I looked down at the rubber stretched tied tight around my bicep. The skin looked bunched up like rice paper, or parchment. The hollow of my elbow seemed vulnerable. All those thoughts I'd been having recently of my son being injured came back to me - his 11-year-old limbs smashing between crushed metal, or shattered beneath boulders dropped off bridges. I tried to remember the last time I had sex. It seemed so far away. My skin was dry, thinning, and I noticed the long hairs that stood up on my forearms. They seemed to have grown longer and more crooked.

My body, below the waist seemed hollow now, no exertion required by me for the sake of pleasing a partner. I had become weak and soft, a pillow to my son's head if he needed comforting, a mirror of his sadness or a place of deflection for his anger. I wanted to tell this rounded young woman that her heart was going to be perforated by the unmet expectation that her child would do her bidding. All of that preparation and wondering if I was doing it right dissipated by his unpredictable choices. The culmination of so many years of good girl training was a sense of bewildered freedom, as I surveyed my options.

I couldn't tell you what part of the bell curve I've landed on. It would be as easy to slack off now as it would be to go for blue ribbons and gold medals. It doesn't really matter which way I choose, as long as I don't give myself an ulcer on the way there. Still every morning I wake up and wonder at what new challenges I've constructed for myself.

Natural or medicated. That was the choice as I have seen it. Women used to die regularly in childbirth. The medical assistant was scared about getting an epidural, that it would hurt. I told her that when it came time, if she  had enough energy to be afraid of the needle, then she didn't need it. In my experience, when it's required, there is no other choice - the piercing of the needle is the least of your worries.

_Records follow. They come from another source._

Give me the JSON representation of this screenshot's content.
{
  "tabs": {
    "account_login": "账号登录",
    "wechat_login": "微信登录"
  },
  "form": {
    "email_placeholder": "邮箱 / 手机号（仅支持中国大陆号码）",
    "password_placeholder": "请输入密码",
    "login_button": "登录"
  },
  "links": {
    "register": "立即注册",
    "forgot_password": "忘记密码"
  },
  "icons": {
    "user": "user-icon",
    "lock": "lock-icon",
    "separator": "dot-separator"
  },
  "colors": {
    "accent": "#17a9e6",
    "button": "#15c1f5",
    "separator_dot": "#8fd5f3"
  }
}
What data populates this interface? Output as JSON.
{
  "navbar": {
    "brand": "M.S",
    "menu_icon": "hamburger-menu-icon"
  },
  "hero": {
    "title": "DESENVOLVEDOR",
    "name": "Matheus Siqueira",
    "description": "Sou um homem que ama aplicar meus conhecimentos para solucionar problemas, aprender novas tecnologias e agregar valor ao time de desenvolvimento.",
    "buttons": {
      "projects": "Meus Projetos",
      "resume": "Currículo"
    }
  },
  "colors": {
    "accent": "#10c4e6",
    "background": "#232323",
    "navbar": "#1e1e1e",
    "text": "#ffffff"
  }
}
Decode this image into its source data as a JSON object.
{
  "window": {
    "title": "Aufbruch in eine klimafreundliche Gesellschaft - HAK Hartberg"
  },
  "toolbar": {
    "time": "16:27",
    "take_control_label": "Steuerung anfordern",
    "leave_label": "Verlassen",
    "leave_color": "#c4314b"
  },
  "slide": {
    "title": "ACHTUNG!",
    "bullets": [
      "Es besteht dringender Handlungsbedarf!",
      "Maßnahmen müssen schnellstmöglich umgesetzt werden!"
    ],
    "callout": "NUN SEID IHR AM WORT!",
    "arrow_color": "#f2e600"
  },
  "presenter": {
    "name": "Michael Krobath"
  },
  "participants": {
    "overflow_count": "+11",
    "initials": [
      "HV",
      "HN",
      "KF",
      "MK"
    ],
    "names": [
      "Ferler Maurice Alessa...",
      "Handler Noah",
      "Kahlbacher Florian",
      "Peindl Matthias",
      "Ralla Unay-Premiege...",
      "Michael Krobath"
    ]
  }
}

During my check up, I described various chronic complaints - a sore throat, swelling of the tongue, lingering low back and leg pain, little things growing on my face and my scalp. I was tired, stressed out. The truth is, nothing was about to fall off, or out. I needed to sit in front of a professional and have her tell me that I didnt have cancer. I needed to be held, stroked, loved from the inside out. I walked out with a prescription to see the dermatologist.